All’interno si sapeva. Ma si taceva. Anzi, spesso gli impiegati proponevano quelle azioni che valevano ai clienti, dall’imprenditore al pensionato: “Acquista le azioni di Pop Vicenza, Sono una certezza. Valevano 48 euro, ora sono a 62. Cosa vuoi di più?”.



Ora sono carta straccia. E c’è gente che si è suicidata per questo: ma tanto sono le vite degli altri.

Non ho usato questa frase a caso. Resistere si può. A volte si deve. C’è ancora spazio per gli uomini buoni. Così mentre ascoltavo Gianni Mion mi è venuto alla mente proprio il film Le vite degli altri.

Siamo a Berlino Est nell’autunno 1984. Gerd Wiesler , un piccolo burocrate, capitano della Stasi, la famigerata polizia segreta della Germania Orientale, viene incaricato di spiare Georg Dreyman, famoso scrittore teatrale e intellettuale. Approfittando di una breve assenza, il capitano riesce a piazzare nell’appartamento dello scrittore numerose microspie.



Inizia così la scoperta di come vivono gli altri. Quei due, Dreyman e la sua compagna, così appassionati per l’arte, la letteratura, la bellezza trasportano il grigio burocrate in un mondo a lui sconosciuto.
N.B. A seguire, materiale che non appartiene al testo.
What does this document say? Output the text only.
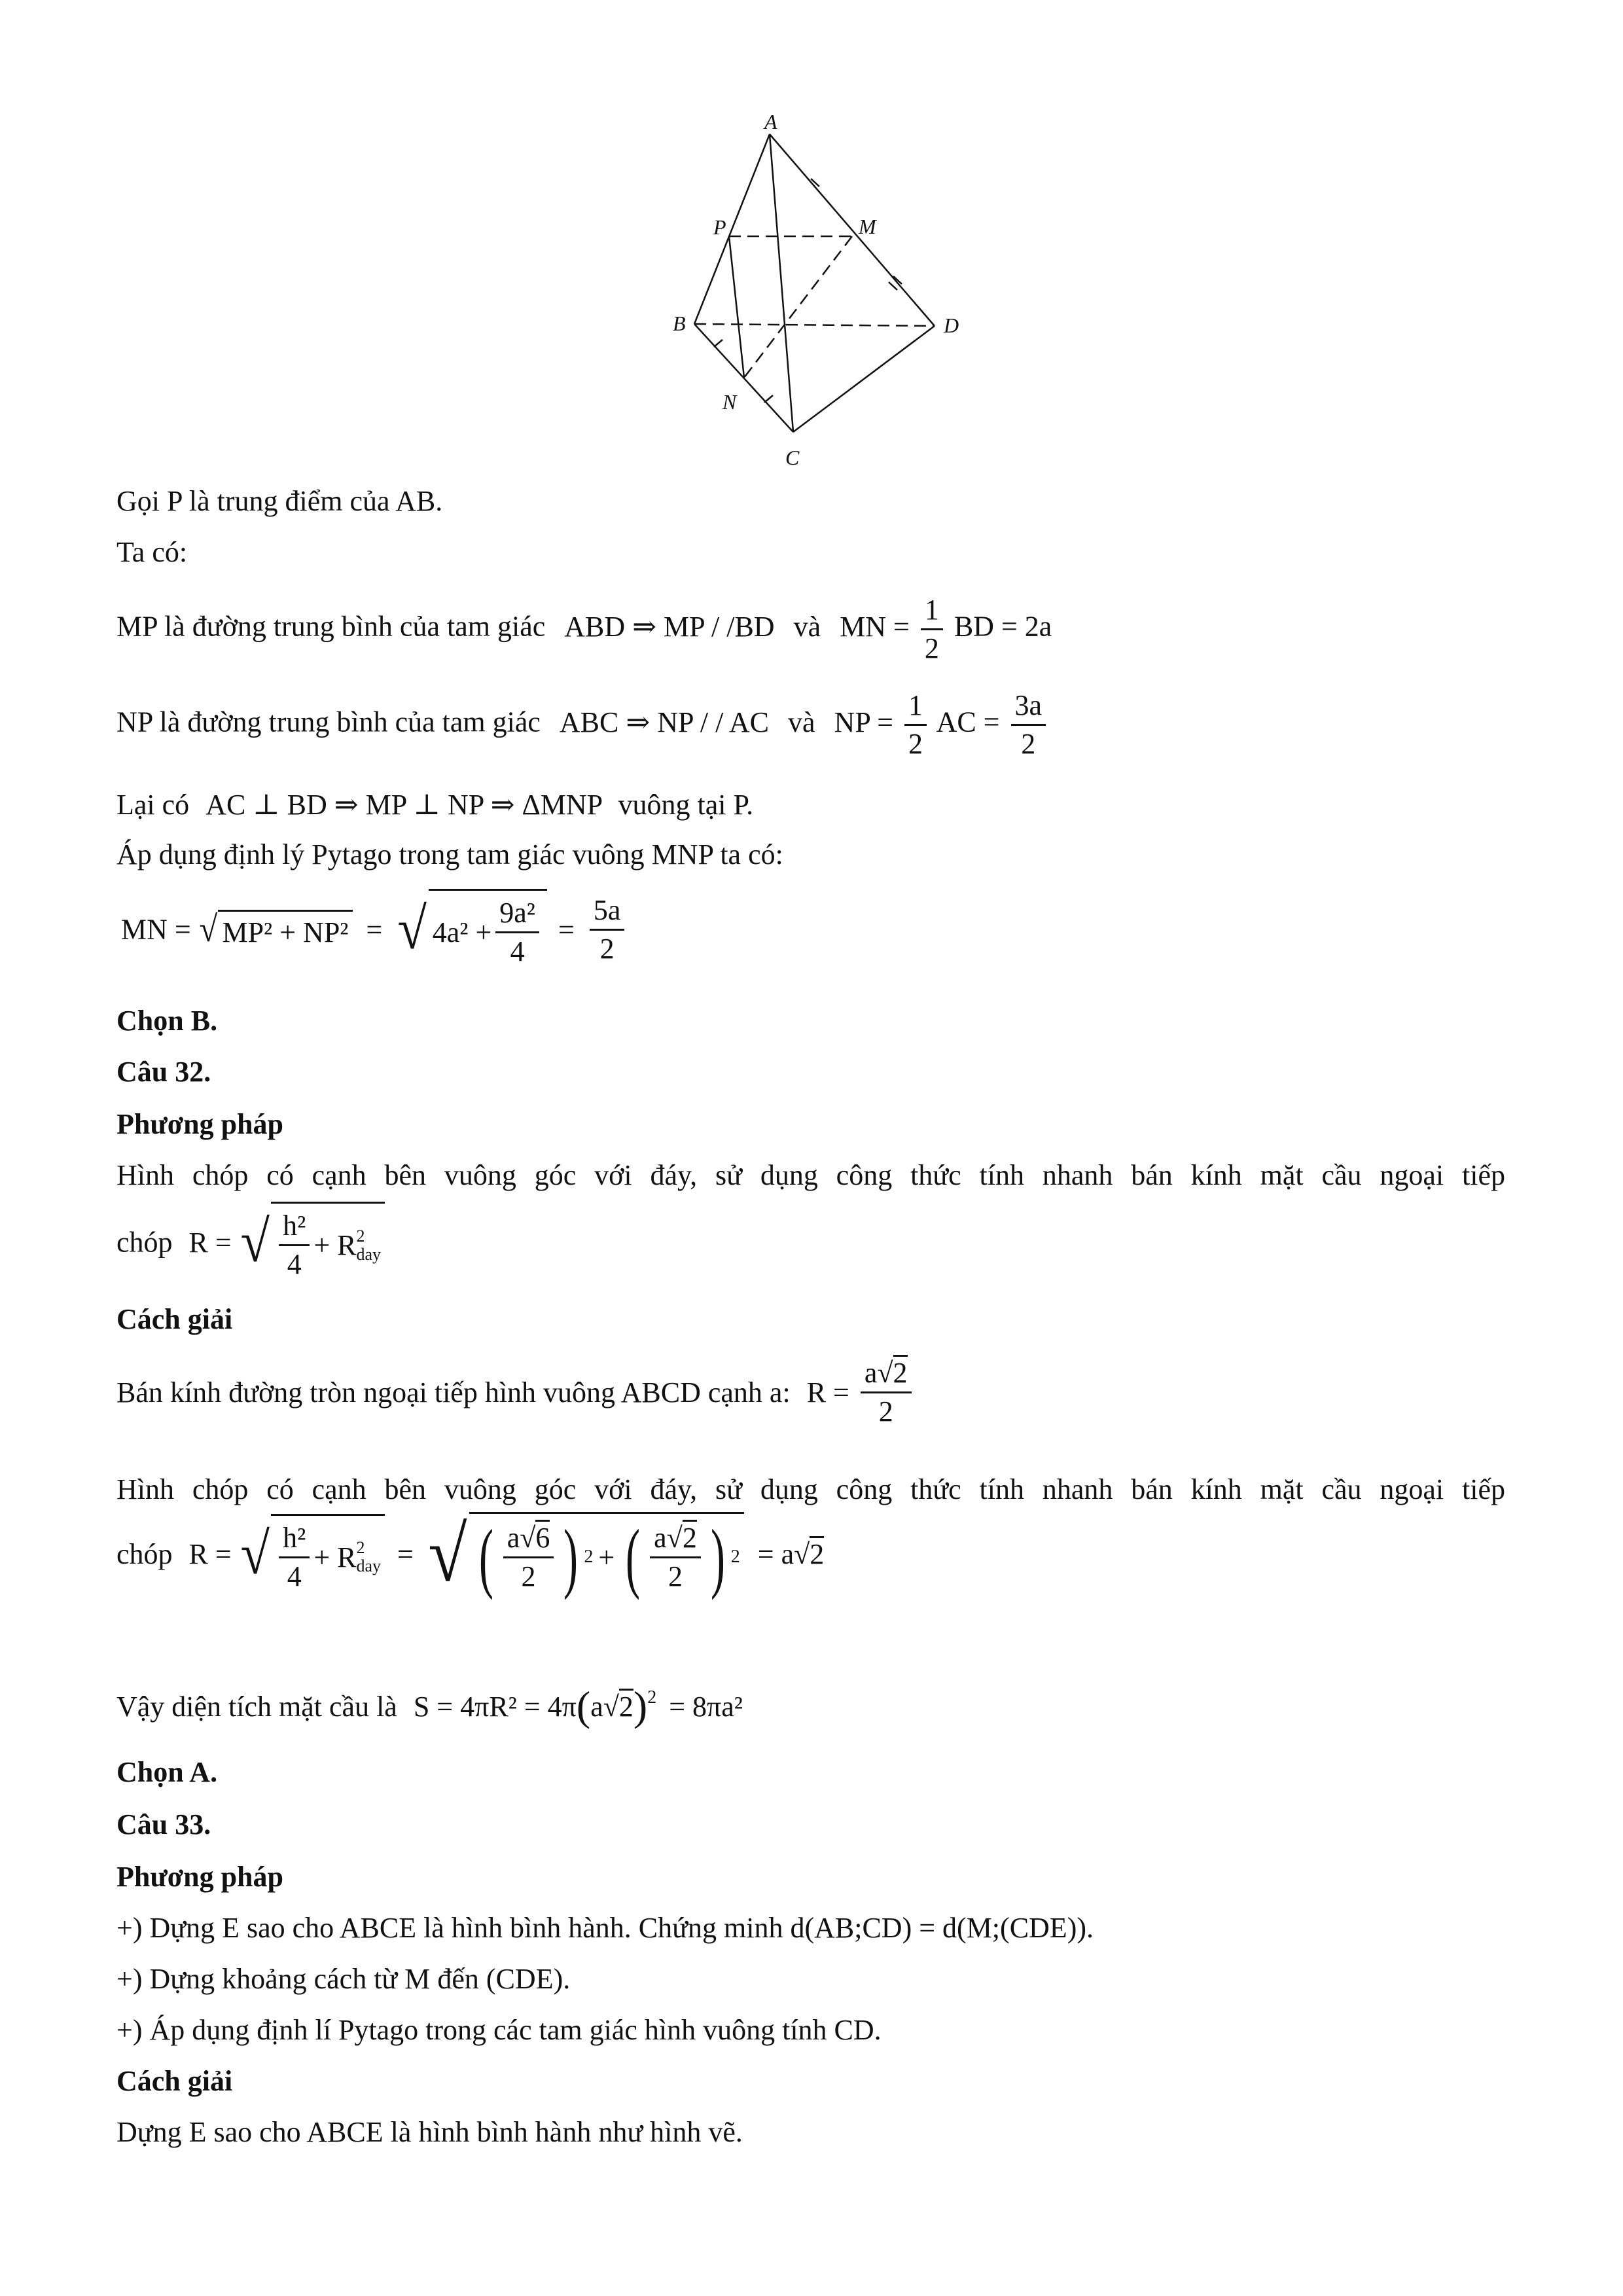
A
P	M
B	D
N
C
Gọi P là trung điểm của AB.
Ta có:
MP là đường trung bình của tam giác ABD ⇒ MP / /BD và MN = $\frac{1}{2}$ BD = 2a
NP là đường trung bình của tam giác ABC ⇒ NP / / AC và NP = $\frac{1}{2}$ AC = $\frac{3a}{2}$
Lại có AC ⊥ BD ⇒ MP ⊥ NP ⇒ ΔMNP vuông tại P.
Áp dụng định lý Pytago trong tam giác vuông MNP ta có:
MN = √ MP² + NP² = √ $4a^2 + \frac{\text{9a²}}{4} = \frac{5a}{2}$
Chọn B.
Câu 32.
Phương pháp
Hình chóp có cạnh bên vuông góc với đáy, sử dụng công thức tính nhanh bán kính mặt cầu ngoại tiếp
chóp R = √ $\frac{\text{h²}}{4} + R$ 2
day
Cách giải
Bán kính đường tròn ngoại tiếp hình vuông ABCD cạnh a: $R = \frac{a√2}{2}$
Hình chóp có cạnh bên vuông góc với đáy, sử dụng công thức tính nhanh bán kính mặt cầu ngoại tiếp
chóp R = √ $\frac{\text{h²}}{4} + R$ 2
day = √ ( $\frac{a√6}{2}$ ) 2 + ( $\frac{a√2}{2}$ ) 2 = a√2
Vậy diện tích mặt cầu là $S = 4\pi R^2 = 4\pi(a√2)^2 = 8\pi a^2$
Chọn A.
Câu 33.
Phương pháp
+) Dựng E sao cho ABCE là hình bình hành. Chứng minh d(AB;CD) = d(M;(CDE)).
+) Dựng khoảng cách từ M đến (CDE).
+) Áp dụng định lí Pytago trong các tam giác hình vuông tính CD.
Cách giải
Dựng E sao cho ABCE là hình bình hành như hình vẽ.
Nulla di strano per il partito. Sino a quando Dreyman e la sua compagna decidono di scrivere, con una macchina portata clandestinamente dall’Ovest, un saggio sull’alto numero di suicidi nella Ddr. Uno scandalo. “Non ci sono suicidi o omicidi in Paradiso”, si dirà nel film 44 Child, ambientato nella Russia di Stalin.
Si innesca una caccia all’uomo che porta a Dreyman. La sua compagna, dopo un feroce interrogatorio, lo tradisce. E successivamente, per la vergogna, si suicida. Ma occorre trovare la macchina da scrivere. L’appartamento viene messo soqquadro ma la macchina non si trova.
Grubitz, il capo di Wiesler, intuisce immediatamente che solo lui può aver nascosto la macchina. Lo affronta duramente ma non può far altro che stroncargli la carriera.
Dreyman è salvo.

Gli anni passano, cade il Muro di Berlino. Wiesler nota per caso la pubblicità di un romanzo scritto da Dreyman, dal titolo Sonata per gli uomini buoni. Sfogliandolo in una libreria, vi legge «dedicato a HGW XX/7 (la sua sigla nella Stasi ndr), con gratitudine» e decide di acquistarlo. Il commesso gli chiede se lo desidera in una confezione regalo ma lui risponde con un lieve sorriso: «No, lo prendo per me».